1966 regte der Vorstand des Schülerrudervereins die Gründung eines Ehemaligen-Vereins nach dem Vorbild anderer Rudervereine an. Bekanntlich wurde die hier angeregte Vereinsgründung noch nicht realisiert. Statt dessen initiierte Ernst Beiße jährliche Treffen der Ehemaligen, die sich jeweils am 2. Weihnachtsfeiertag trafen, um in gemütlicher Runde in Erinnerungen zu schwelgen, zu erfahren, wo die einzelnen, zum Teil auswärtig Tätigen, abgeblieben sind, welche berufliche Entwicklung sie genommen haben usw. Erst 1984 kam es in dem Kreis um Matthias Holm zur Gründung des Altherrenrudervereins der Bismarckschule. Mitglieder dort wurden vorrangig diejenigen, die 1984 und danach die Abiturprüfung abgelegt und die Schule verlassen hatten. Leider ist es nicht gelungen, eine größere Zahl derjenigen Absolventen an den Verein zu binden, die vor 1984 abgegangen sind. 40 Jahre nach Gründung des Schülerrudervereins haben sich der Altherrenverein und der Schülerruderverein 1992 zum RV Bismarckschule Hannover zusammen geschlossen, die Eintragung ins Vereinsregister und die Aufnahme in den Landessportbund betrieben und somit die Weichen hin zu einem modernen Sportverein gestellt. Durch gemeinsame Aktivitäten wie Wanderung, Sommerfest, Ruderball und natürlich auch Wanderfahrten wachsen allmählich Schüler und Ehemalige zusammen.
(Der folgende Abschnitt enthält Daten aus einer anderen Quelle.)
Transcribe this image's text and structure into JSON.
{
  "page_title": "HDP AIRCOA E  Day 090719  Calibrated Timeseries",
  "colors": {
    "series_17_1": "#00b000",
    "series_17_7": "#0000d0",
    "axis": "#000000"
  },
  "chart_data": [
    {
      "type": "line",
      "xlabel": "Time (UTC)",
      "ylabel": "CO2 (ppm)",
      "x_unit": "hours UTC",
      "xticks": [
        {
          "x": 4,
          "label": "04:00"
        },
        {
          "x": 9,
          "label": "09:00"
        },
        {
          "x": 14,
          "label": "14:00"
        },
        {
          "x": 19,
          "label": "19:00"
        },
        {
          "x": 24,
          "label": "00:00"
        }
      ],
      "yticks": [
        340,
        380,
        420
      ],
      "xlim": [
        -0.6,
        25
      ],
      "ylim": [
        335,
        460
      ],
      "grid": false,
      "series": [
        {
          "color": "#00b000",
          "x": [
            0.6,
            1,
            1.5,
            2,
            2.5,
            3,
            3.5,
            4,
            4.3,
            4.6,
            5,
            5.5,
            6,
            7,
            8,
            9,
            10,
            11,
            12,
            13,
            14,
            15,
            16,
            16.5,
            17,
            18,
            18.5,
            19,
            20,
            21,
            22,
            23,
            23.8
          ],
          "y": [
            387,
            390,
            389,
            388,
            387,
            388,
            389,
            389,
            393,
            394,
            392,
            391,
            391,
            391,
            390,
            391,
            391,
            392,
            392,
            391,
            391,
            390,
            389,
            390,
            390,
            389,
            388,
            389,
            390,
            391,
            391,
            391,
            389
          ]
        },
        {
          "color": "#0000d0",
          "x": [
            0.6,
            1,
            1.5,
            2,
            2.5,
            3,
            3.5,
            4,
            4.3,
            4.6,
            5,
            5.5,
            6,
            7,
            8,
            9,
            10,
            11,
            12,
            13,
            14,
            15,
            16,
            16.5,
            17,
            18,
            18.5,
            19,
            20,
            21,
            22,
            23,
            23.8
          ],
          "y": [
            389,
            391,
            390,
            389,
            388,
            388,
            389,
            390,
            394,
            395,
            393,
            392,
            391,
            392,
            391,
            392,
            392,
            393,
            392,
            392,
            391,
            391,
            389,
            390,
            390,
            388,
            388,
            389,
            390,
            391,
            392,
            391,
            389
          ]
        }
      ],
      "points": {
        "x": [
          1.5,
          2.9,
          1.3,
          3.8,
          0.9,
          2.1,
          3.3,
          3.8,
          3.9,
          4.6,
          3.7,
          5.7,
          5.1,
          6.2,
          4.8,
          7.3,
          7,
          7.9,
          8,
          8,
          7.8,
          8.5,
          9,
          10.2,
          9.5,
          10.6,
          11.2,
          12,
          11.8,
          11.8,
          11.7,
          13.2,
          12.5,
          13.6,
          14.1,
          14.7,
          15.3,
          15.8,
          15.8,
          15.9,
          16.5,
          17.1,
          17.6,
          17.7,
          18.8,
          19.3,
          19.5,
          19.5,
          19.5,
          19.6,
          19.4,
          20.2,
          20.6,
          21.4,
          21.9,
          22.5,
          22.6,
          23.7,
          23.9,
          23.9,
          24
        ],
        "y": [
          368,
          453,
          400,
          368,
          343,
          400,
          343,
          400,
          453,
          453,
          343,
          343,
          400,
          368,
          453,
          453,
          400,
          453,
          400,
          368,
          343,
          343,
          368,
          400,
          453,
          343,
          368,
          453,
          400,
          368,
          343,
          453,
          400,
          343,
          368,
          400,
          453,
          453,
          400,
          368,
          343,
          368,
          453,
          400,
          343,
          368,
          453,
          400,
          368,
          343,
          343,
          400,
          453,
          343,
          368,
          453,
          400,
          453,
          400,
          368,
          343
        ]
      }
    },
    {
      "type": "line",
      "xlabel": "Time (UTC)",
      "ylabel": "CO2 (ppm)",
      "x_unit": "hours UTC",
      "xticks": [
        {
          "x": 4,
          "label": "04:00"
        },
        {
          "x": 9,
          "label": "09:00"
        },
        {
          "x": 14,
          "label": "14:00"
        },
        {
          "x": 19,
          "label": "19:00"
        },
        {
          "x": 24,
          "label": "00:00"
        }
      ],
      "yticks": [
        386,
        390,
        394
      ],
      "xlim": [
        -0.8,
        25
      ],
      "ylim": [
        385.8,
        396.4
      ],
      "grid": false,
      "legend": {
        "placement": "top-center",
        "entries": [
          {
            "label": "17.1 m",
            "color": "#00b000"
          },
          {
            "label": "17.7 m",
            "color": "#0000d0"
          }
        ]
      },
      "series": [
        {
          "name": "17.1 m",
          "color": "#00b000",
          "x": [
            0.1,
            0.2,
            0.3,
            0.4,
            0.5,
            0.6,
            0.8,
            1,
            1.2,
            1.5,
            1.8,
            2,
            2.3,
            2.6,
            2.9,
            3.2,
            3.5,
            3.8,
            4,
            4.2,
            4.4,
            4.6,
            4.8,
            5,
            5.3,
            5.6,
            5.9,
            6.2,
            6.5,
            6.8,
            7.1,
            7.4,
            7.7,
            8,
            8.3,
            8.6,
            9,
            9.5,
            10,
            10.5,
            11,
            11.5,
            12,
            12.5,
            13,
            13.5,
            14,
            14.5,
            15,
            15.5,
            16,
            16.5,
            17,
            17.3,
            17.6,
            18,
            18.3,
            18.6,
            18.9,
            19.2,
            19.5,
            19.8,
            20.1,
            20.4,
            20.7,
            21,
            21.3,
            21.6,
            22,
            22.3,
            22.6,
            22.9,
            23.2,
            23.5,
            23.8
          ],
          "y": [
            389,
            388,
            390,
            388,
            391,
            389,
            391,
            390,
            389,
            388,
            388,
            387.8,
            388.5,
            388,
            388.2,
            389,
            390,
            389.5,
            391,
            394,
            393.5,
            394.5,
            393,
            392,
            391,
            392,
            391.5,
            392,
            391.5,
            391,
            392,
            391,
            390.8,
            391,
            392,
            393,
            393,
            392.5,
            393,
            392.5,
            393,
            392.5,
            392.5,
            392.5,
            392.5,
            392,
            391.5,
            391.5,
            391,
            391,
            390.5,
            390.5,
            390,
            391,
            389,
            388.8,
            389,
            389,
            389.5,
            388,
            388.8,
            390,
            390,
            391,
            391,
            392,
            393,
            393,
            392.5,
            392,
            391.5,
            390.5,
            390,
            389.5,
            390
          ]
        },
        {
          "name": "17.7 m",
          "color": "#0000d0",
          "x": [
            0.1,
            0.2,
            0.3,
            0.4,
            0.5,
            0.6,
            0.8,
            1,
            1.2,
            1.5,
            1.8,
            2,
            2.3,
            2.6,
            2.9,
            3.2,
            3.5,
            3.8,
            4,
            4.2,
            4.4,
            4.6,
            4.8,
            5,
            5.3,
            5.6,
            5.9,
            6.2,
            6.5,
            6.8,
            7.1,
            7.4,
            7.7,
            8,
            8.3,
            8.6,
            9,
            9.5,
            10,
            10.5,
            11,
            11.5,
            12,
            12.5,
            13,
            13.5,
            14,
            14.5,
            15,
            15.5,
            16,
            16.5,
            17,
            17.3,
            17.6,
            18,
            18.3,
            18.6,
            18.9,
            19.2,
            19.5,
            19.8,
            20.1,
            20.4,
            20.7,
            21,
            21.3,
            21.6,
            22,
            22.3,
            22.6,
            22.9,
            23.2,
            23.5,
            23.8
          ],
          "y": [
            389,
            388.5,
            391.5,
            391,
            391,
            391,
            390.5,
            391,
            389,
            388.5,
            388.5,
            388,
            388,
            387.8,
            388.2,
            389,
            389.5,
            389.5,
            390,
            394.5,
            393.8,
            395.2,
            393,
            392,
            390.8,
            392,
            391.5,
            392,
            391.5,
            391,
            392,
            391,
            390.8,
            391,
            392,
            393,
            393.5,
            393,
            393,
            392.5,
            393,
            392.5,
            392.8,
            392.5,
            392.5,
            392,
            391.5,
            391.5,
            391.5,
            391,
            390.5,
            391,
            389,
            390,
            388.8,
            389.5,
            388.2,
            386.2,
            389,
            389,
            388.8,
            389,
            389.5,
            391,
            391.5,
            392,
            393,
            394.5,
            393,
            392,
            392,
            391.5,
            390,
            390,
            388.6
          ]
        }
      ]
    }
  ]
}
Die Entwicklung gerade der letzten 10 Jahre gibt zu Optimismus bezüglich der weiteren Entwicklung des RVB Anlass. Insbesondere sind an dieser Stelle natürlich die Ehemaligen zu erwähnen, die als Trainer und Betreuer oder aber als Organisatoren von Wanderfahrten ihre Erfahrung weiter geben und eine kontinuierliche Arbeit mit den Schülerinnen und Schülern garantieren. Im Verein sind nicht nur Ehemalige oder Aktive Schülerinnen und Schüler der Bismarckschule, sondern auch Männer und Frauen, die auf recht unterschiedlichen Wegen, sei es als Eltern, als Freunde bzw. Partner, als Lehrer der Bismarckschule oder sonst wie zu uns gefunden haben. Auch sie sind integrativer Bestandteil des Vereins und tragen maßgeblich zum Erfolg des Vereins bei.

100 Jahre Bismarckschule bedeuten mindestens 55 Jahre organisierten Ruderbetriebes im Schülerruderverein der Bismarckschule, der weiterhin bemüht sein wird, unverzichtbarer Bestandteil des schulischen Lebens an der Schule zu sein.